GLKTextureInfo *grass = [GLKTextureLoader textureWithCGImage:[UIImage imageNamed:@"grass_01.jpg"].CGImage options:nil error:nil];
NSError *error;
GLKTextureInfo *dirt = [GLKTextureLoader textureWithCGImage:[UIImage imageNamed:@"dirt_01.jpg"].CGImage options:nil error:&error];
glEnable(GL_TEXTURE_2D);
glBindTexture(GL_TEXTURE_2D, grass.name);
glTexParameterf(GL_TEXTURE_2D, GL_TEXTURE_WRAP_S, GL_REPEAT);
glTexParameterf(GL_TEXTURE_2D, GL_TEXTURE_WRAP_T, GL_REPEAT);
glBindTexture(GL_TEXTURE_2D, dirt.name);
glTexParameterf(GL_TEXTURE_2D, GL_TEXTURE_WRAP_S, GL_REPEAT);
glTexParameterf(GL_TEXTURE_2D, GL_TEXTURE_WRAP_T, GL_REPEAT);
在GLKTextureInfo创建后,使用glTexParameterf(GL_TEXTURE_2D, GL_TEXTURE_WRAP_S, GL_REPEAT);配置它们支持重复贴图。
多重贴图
为了使地形看起来更加自然,我添加了草和泥土两种贴图,并为地形编写了新的fragment shader。
precision highp float;
varying vec3 fragPosition;
varying vec3 fragNormal;
varying vec2 fragUV;
uniform float elapsedTime;
uniform vec3 lightDirection;
uniform mat4 normalMatrix;
uniform sampler2D grassMap;
uniform sampler2D dirtMap;
void main(void) {
vec3 normalizedLightDirection = normalize(-lightDirection);
vec3 transformedNormal = normalize((normalMatrix * vec4(fragNormal, 1.0)).xyz);
float diffuseStrength = dot(normalizedLightDirection, transformedNormal);
diffuseStrength = clamp(diffuseStrength, 0.0, 1.0);
vec3 diffuse = vec3(diffuseStrength);
vec3 ambient = vec3(0.3);
vec4 finalLightStrength = vec4(ambient + diffuse, 1.0);
vec4 grassColor = texture2D(grassMap, fragUV);
vec4 dirtColor = texture2D(dirtMap, fragUV);
vec4 materialColor = vec4(0.0);
if (fragPosition.y <= 30.0) {
materialColor = dirtColor;
} else if (fragPosition.y > 30.0 && fragPosition.y < 60.0) {
float dirtFactor = (60.0 - fragPosition.y) / 30.0;
materialColor = dirtColor * dirtFactor + grassColor * (1.0 - dirtFactor);
} else {
materialColor = grassColor;
}
gl_FragColor = vec4(materialColor.rgb * finalLightStrength.rgb, 1.0);
}
增加了两个纹理uniform sampler2D grassMap; uniform sampler2D dirtMap;,y坐标小于30使用泥土的贴图,30到60使用泥土和草混合,高于60使用草贴图。地形在绘制时同时绑定这两种贴图。

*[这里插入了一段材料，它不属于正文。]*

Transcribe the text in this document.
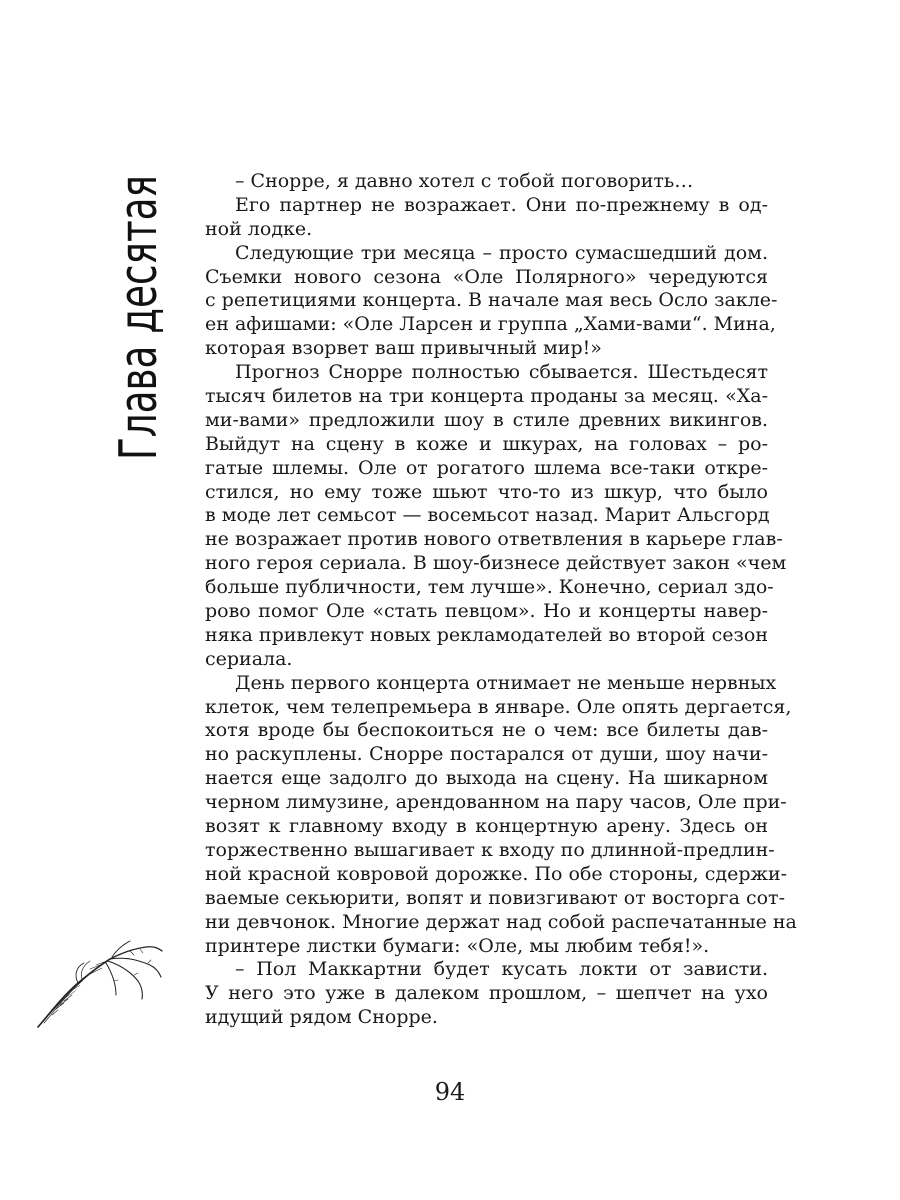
Глава десятая	– Снорре, я давно хотел с тобой поговорить…
Его партнер не возражает. Они по-прежнему в од-
ной лодке.
Следующие три месяца – просто сумасшедший дом.
Съемки нового сезона «Оле Полярного» чередуются
с репетициями концерта. В начале мая весь Осло закле-
ен афишами: «Оле Ларсен и группа „Хами-вами“. Мина,
которая взорвет ваш привычный мир!»
Прогноз Снорре полностью сбывается. Шестьдесят
тысяч билетов на три концерта проданы за месяц. «Ха-
ми-вами» предложили шоу в стиле древних викингов.
Выйдут на сцену в коже и шкурах, на головах – ро-
гатые шлемы. Оле от рогатого шлема все-таки откре-
стился, но ему тоже шьют что-то из шкур, что было
в моде лет семьсот — восемьсот назад. Марит Альсгорд
не возражает против нового ответвления в карьере глав-
ного героя сериала. В шоу-бизнесе действует закон «чем
больше публичности, тем лучше». Конечно, сериал здо-
рово помог Оле «стать певцом». Но и концерты навер-
няка привлекут новых рекламодателей во второй сезон
сериала.
День первого концерта отнимает не меньше нервных
клеток, чем телепремьера в январе. Оле опять дергается,
хотя вроде бы беспокоиться не о чем: все билеты дав-
но раскуплены. Снорре постарался от души, шоу начи-
нается еще задолго до выхода на сцену. На шикарном
черном лимузине, арендованном на пару часов, Оле при-
возят к главному входу в концертную арену. Здесь он
торжественно вышагивает к входу по длинной-предлин-
ной красной ковровой дорожке. По обе стороны, сдержи-
ваемые секьюрити, вопят и повизгивают от восторга сот-
ни девчонок. Многие держат над собой распечатанные на
принтере листки бумаги: «Оле, мы любим тебя!».
– Пол Маккартни будет кусать локти от зависти.
У него это уже в далеком прошлом, – шепчет на ухо
идущий рядом Снорре.
94
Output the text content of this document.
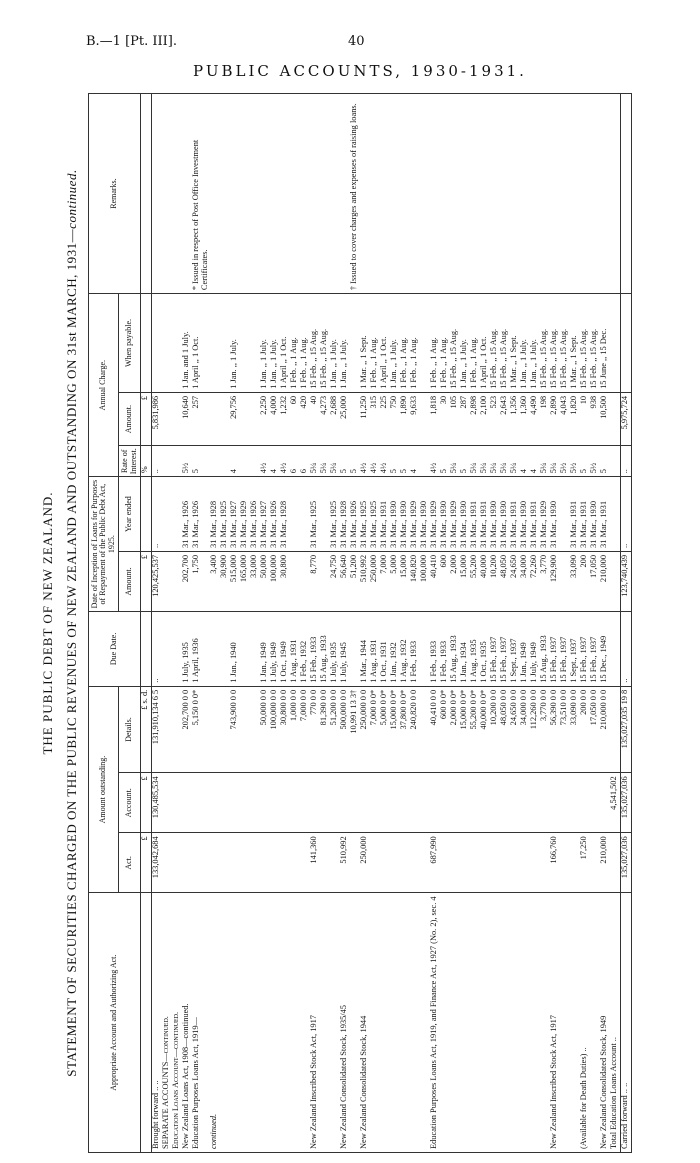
B.—1 [Pt. III].	40
PUBLIC ACCOUNTS, 1930-1931.
THE PUBLIC DEBT OF NEW ZEALAND. STATEMENT OF SECURITIES CHARGED ON THE PUBLIC REVENUES OF NEW ZEALAND AND OUTSTANDING ON 31st MARCH, 1931—continued.
Appropriate Account and Authorizing Act.	Amount outstanding.			Due Date.	Date of Inception of Loans for Purposes of Repayment of the Public Debt Act, 1925.		Annual Charge.			Remarks.
	Act.	Account.	Details.		Amount.	Year ended	Rate of Interest.	Amount.	When payable.	
	£	£	£ s. d.		£		%	£		
Brought forward .. ..	133,042,684	130,485,534	131,910,134 6 5	..	120,425,537	..	..	5,831,986		
SEPARATE ACCOUNTS—continued.										
Education Loans Account—continued.										
New Zealand Loans Act, 1908—continued.			202,700 0 0	1 July, 1935	202,700	31 Mar., 1926	5½	10,640	1 Jan. and 1 July.	
Education Purposes Loans Act, 1919—			5,150 0 0*	1 April, 1936	1,750	31 Mar., 1926	5	257	1 April ,, 1 Oct.	* Issued in respect of Post Office Investment Certificates.
continued.					3,400	31 Mar., 1928				
					30,900	31 Mar., 1925				
			743,900 0 0	1 Jan., 1940	515,000	31 Mar., 1927	4	29,756	1 Jan. ,, 1 July.	
					165,000	31 Mar., 1929				
					33,000	31 Mar., 1926				
			50,000 0 0	1 Jan., 1949	50,000	31 Mar., 1927	4½	2,250	1 Jan. ,, 1 July.	
			100,000 0 0	1 July, 1949	100,000	31 Mar., 1926	4	4,000	1 Jan. ,, 1 July.	
			30,800 0 0	1 Oct., 1949	30,800	31 Mar., 1928	4½	1,232	1 April ,, 1 Oct.	
			1,000 0 0	1 Aug., 1931			6	60	1 Feb. ,, 1 Aug.	
			7,000 0 0	1 Feb., 1932			6	420	1 Feb. ,, 1 Aug.	
New Zealand Inscribed Stock Act, 1917	141,360		770 0 0	15 Feb., 1933	8,770	31 Mar., 1925	5¼	40	15 Feb. ,, 15 Aug.	
			81,390 0 0	15 Aug., 1933			5¼	4,273	15 Feb. ,, 15 Aug.	
			51,200 0 0	1 July, 1935	24,750	31 Mar., 1925	5¼	2,688	1 Jan. ,, 1 July.	
New Zealand Consolidated Stock, 1935/45	510,992		500,000 0 0	1 July, 1945	56,640	31 Mar., 1928	5	25,000	1 Jan. ,, 1 July.	
			10,991 13 3†		51,200	31 Mar., 1926	5			† Issued to cover charges and expenses of raising loans.
New Zealand Consolidated Stock, 1944	250,000		250,000 0 0	1 Mar., 1944	510,992	31 Mar., 1925	4½	11,250	1 Mar. ,, 1 Sept.	
			7,000 0 0*	1 Aug., 1931	250,000	31 Mar., 1925	4½	315	1 Feb. ,, 1 Aug.	
			5,000 0 0*	1 Oct., 1931	7,000	31 Mar., 1931	4½	225	1 April ,, 1 Oct.	
			15,000 0 0*	1 Jan., 1932	5,000	31 Mar., 1930	5	750	1 Jan. ,, 1 July.	
			37,800 0 0*	1 Aug., 1932	15,000	31 Mar., 1930	5	1,890	1 Feb. ,, 1 Aug.	
			240,820 0 0	1 Feb., 1933	140,820	31 Mar., 1929	4	9,633	1 Feb. ,, 1 Aug.	
					100,000	31 Mar., 1930				
Education Purposes Loans Act, 1919, and Finance Act, 1927 (No. 2), sec. 4	687,990		40,410 0 0	1 Feb., 1933	40,410	31 Mar., 1929	4½	1,818	1 Feb. ,, 1 Aug.	
			600 0 0*	1 Feb., 1933	600	31 Mar., 1930	5	30	1 Feb. ,, 1 Aug.	
			2,000 0 0*	15 Aug., 1933	2,000	31 Mar., 1929	5¼	105	15 Feb. ,, 15 Aug.	
			15,000 0 0*	1 Jan., 1934	15,000	31 Mar., 1930	5	287	1 Jan. ,, 1 July.	
			55,200 0 0*	1 Aug., 1935	55,200	31 Mar., 1931	5¼	2,898	1 Feb. ,, 1 Aug.	
			40,000 0 0*	1 Oct., 1935	40,000	31 Mar., 1931	5¼	2,100	1 April ,, 1 Oct.	
			10,200 0 0	15 Feb., 1937	10,200	31 Mar., 1930	5¼	523	15 Feb. ,, 15 Aug.	
			48,050 0 0	15 Feb., 1937	48,050	31 Mar., 1930	5¼	2,643	15 Feb. ,, 15 Aug.	
			24,650 0 0	1 Sept., 1937	24,650	31 Mar., 1931	5¼	1,356	1 Mar. ,, 1 Sept.	
			34,000 0 0	1 Jan., 1949	34,000	31 Mar., 1930	4	1,360	1 Jan. ,, 1 July.	
			112,260 0 0	1 July, 1949	72,260	31 Mar., 1931	4	4,490	1 Jan. ,, 1 July.	
			3,770 0 0	15 Aug., 1933	3,770	31 Mar., 1929	5¼	198	15 Feb. ,, 15 Aug.	
New Zealand Inscribed Stock Act, 1917	166,760		56,390 0 0	15 Feb., 1937	129,900	31 Mar., 1930	5¼	2,890	15 Feb. ,, 15 Aug.	
			73,510 0 0	15 Feb., 1937			5½	4,043	15 Feb. ,, 15 Aug.	
			33,090 0 0	1 Sept., 1937	33,090	31 Mar., 1931	5½	1,820	1 Mar. ,, 1 Sept.	
(Available for Death Duties) ..	17,250		200 0 0	15 Feb., 1937	200	31 Mar., 1931	5	10	15 Feb. ,, 15 Aug.	
			17,050 0 0	15 Feb., 1937	17,050	31 Mar., 1930	5½	938	15 Feb. ,, 15 Aug.	
New Zealand Consolidated Stock, 1949	210,000		210,000 0 0	15 Dec., 1949	210,000	31 Mar., 1931	5	10,500	15 June ,, 15 Dec.	
Total Education Loans Account ..		4,541,502								
Carried forward .. ..	135,027,036	135,027,036	135,027,035 19 8	..	123,740,439	..	..	5,975,724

- (void)draw:(GLContext *)glContext {
glEnable(GL_CULL_FACE);
glCullFace(GL_BACK);
glFrontFace(GL_CCW);
[glContext setUniformMatrix4fv:@"modelMatrix" value:self.modelMatrix];
bool canInvert;
GLKMatrix4 normalMatrix = GLKMatrix4InvertAndTranspose(self.modelMatrix, &canInvert);
[glContext setUniformMatrix4fv:@"normalMatrix" value:canInvert ? normalMatrix : GLKMatrix4Identity];
[glContext bindTexture:self.grassTexture to:GL_TEXTURE0 uniformName:@"grassMap"];
[glContext bindTexture:self.dirtTexture to:GL_TEXTURE1 uniformName:@"dirtMap"];
for (GLGeometry * geometry in self.terrainMeshStrips) {
[glContext drawGeometry:geometry];
}
}
因为地形需要使用不一样的Fragment Shader,所以在ViewController中为Terrain生成新的GLContext。
- (void)createTerrain {
NSString *vertexShaderPath = [[NSBundle mainBundle] pathForResource:@"vertex" ofType:@".glsl"];
NSString *fragmentShaderPath = [[NSBundle mainBundle] pathForResource:@"frag_terrain" ofType:@".glsl"];
GLContext *terrainContext = [GLContext contextWithVertexShaderPath:vertexShaderPath fragmentShaderPath:fragmentShaderPath];
GLKTextureInfo *grass = [GLKTextureLoader textureWithCGImage:[UIImage imageNamed:@"grass_01.jpg"].CGImage options:nil error:nil];
NSError *error;
GLKTextureInfo *dirt = [GLKTextureLoader textureWithCGImage:[UIImage imageNamed:@"dirt_01.jpg"].CGImage options:nil error:&error];
glEnable(GL_TEXTURE_2D);
glBindTexture(GL_TEXTURE_2D, grass.name);
glTexParameterf(GL_TEXTURE_2D, GL_TEXTURE_WRAP_S, GL_REPEAT);
glTexParameterf(GL_TEXTURE_2D, GL_TEXTURE_WRAP_T, GL_REPEAT);
glBindTexture(GL_TEXTURE_2D, dirt.name);
glTexParameterf(GL_TEXTURE_2D, GL_TEXTURE_WRAP_S, GL_REPEAT);
glTexParameterf(GL_TEXTURE_2D, GL_TEXTURE_WRAP_T, GL_REPEAT);
UIImage *heightMap = [UIImage imageNamed:@"terrain_01.jpg"];
Terrain *terrain = [[Terrain alloc] initWithGLContext:terrainContext heightMap:heightMap size:CGSizeMake(500, 500) height:100 grass:grass dirt:dirt];
terrain.modelMatrix = GLKMatrix4MakeTranslation(-250, 0, -250);
[self.objects addObject:terrain];
}
到此,绘制地形就介绍完了。如果读者有兴趣,可以去网上下载更多的灰度地形图来尝试,使用简单的材料生成复杂的地形模型算是绘制地形最有魅力的一面了吧。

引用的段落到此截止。